As the selectors started their deliberations, the next call came from the former prime minister.
"Because, I haven't raised my voice, don't think we are nikammas! I don't know what is your policy on giving farmers' lands to IT/BT Industry. Large scale hera pheri is going on here with the result, major projects like Bangalore-Mysore Infrastructure Corridor are getting delayed… I am told you are the president of BCCI and a meeting is going on in your house right now. Kindly include our great spinners Chandra and Prasanna in the Indian team! Leave Rahul Dravid alone and don't mess around with his captaincy. Otherwise I will go on an indefinite fast for 24 hours!"
Likewise, Haryana CM wanted Kapil Dev; Delhi CM wanted Mohinder Amarnath and Karunanidhi wanted Srikkanth in the Indian Team.
Mr Pawar felt he might faint any time when a call came from the Lok Sabha speaker.
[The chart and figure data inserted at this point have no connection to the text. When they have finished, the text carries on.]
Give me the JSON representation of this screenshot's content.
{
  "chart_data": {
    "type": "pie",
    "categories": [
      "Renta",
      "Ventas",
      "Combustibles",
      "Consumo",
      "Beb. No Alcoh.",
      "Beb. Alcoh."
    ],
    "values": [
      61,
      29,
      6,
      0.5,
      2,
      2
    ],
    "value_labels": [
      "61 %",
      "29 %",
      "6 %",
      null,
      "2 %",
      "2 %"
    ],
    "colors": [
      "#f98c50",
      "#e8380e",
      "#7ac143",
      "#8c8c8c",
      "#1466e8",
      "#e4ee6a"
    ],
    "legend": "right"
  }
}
"Mr Pawar! The Leftists are unhappy with the measly subsidy you are giving to the farmers for onions and are planning a 'No confidence' motion. Don't worry, I will not allow that. OK? I will also drop the motion planned against what's-his-name, the Indian team coach. Brinda told me that dada would be back in the team. Pranab, Mamta didi and Buddhadeb are here in my office. We have already briefed Madam Sonia about our common minimum agenda! It is not Dadagiri. Just make sure Sourav is captain of Team India again!